Two intersting extracts from the Guardian Knowledge of 19 May, one a question and answer, the other a striking fact within a question:

"The banter took an interesting turn in the pub when one of my mates claimed that a player-manager at Carlisle once placed himself on the transfer list, then sold himself to another club. Can this possibly be true?" enquired Stephen Guilfoyle back in 2006.
While we would never advocate believing everything you hear down at your local, Stephen, on this occasion the banter is spot-on. Ivan Broadis, born in Poplar, east London in 1922, is the man at the centre of this tale, although, as John Briggs notes, "the Football League read his signature incorrectly and he was registered as Ivor, by which name his has been recognised ever since." Ivor's early playing career took in amateur appearances for Finchley, Northfleet, Finchley again, Tottenham, and Millwall, before he became the youngest player-manager ever at Carlisle - in 1946 - at the tender age of 23.
"Although his time as manager of the club could be regarded as being average, Broadis laid the foundations for the future, and when he left in January 1949 (replaced by one Bill Shankly), United were in a far healthier state than when he had taken over," explains the club. "Still registered as a player, he sold himself to Sunderland for £18,000 claiming that it was in the best interests of the club that he leave, providing Carlisle with suitable financial reimbursement for the transfer. The fans were not convinced, but accepted his move out of respect for the money it produced. Ivor is officially the first ever manager to transfer himself to another club."
Ivor's playing career took him on to Manchester City, Newcastle, back to Carlisle and finally Queen of the South, while he also accrued 14 caps for England and played in the 1954 World Cup finals. He hung up his boots in 1962, choosing to take up a career in journalism, reporting for the Carlisle Evening News and Star, and even for the Observer. And, according to Chris Little, "he can still be found swearing at bad copytakers at about 5.30pm on most Saturday afternoons in the Brunton Park press box."

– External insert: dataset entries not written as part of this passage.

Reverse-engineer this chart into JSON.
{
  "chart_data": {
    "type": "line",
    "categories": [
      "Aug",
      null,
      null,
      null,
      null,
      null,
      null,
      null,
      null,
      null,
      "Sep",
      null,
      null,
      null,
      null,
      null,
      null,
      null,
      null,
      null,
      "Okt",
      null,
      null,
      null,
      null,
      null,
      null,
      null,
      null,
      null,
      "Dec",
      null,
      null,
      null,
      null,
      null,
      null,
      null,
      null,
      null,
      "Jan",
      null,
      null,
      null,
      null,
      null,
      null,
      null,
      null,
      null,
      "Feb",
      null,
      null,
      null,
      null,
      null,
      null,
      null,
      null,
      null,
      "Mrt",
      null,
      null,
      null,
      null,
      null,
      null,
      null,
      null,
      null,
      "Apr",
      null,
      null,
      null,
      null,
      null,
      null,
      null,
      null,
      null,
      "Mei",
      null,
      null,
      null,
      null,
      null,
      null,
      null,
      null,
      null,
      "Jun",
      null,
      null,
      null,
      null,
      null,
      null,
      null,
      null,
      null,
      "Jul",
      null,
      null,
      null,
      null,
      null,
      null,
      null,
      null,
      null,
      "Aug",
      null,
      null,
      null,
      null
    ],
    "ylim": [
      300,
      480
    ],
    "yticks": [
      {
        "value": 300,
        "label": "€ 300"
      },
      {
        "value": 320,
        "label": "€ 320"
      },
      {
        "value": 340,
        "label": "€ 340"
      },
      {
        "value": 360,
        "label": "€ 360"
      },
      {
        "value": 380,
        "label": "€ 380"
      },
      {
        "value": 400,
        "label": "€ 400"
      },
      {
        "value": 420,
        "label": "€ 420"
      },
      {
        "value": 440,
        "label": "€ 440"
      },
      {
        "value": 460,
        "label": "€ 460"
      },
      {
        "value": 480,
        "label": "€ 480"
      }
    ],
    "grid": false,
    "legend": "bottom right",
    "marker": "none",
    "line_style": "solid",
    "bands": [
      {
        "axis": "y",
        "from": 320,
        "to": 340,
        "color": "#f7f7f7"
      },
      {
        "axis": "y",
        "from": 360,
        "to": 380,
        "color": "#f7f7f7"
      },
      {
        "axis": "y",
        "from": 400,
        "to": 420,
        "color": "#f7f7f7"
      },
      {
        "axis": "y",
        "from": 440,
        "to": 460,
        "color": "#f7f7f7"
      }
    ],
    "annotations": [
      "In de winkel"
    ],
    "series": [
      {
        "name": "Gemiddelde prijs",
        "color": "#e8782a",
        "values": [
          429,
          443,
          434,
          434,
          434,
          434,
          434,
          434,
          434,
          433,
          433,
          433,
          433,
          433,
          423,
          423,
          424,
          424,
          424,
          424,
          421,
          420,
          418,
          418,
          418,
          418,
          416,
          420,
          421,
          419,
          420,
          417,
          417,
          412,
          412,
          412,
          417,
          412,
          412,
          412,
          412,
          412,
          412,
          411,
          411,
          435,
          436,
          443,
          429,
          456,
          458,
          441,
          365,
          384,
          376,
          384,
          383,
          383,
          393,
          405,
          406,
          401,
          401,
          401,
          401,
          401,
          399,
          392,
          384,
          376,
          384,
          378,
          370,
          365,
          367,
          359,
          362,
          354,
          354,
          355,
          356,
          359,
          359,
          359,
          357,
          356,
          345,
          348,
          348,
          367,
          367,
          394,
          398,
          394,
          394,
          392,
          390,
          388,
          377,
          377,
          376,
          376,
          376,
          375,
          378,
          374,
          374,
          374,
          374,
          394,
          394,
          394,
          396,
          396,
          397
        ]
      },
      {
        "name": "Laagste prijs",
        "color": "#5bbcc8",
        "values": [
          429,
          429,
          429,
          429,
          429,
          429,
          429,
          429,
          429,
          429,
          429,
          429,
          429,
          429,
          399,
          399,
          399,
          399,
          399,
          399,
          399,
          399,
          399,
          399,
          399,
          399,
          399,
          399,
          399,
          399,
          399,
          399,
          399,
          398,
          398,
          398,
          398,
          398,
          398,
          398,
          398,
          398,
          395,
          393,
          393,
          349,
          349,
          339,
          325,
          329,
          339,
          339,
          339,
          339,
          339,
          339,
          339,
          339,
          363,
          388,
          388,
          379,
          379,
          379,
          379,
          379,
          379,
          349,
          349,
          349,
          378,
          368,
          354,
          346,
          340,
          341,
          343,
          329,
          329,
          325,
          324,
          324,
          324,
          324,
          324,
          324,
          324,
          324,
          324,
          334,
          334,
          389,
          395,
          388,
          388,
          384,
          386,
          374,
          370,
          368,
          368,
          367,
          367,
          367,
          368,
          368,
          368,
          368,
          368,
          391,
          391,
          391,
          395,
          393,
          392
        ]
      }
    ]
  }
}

Next week's Knowledge will be the first of our World Cup specials, so get your World Cup questions in. Here's a few to get us started:
"Kevin-Prince Boateng has opted to play for his father's country of Ghana, whilst his brother Jerome, has opted to play for his own country of birth, Germany," writes Lee Richardson. "With both teams drawn together in the same group this World Cup, and both players looking likely to selected for their relevant squads, there is a good possibility of two brothers playing against each other in an international. Has this ever happened before?"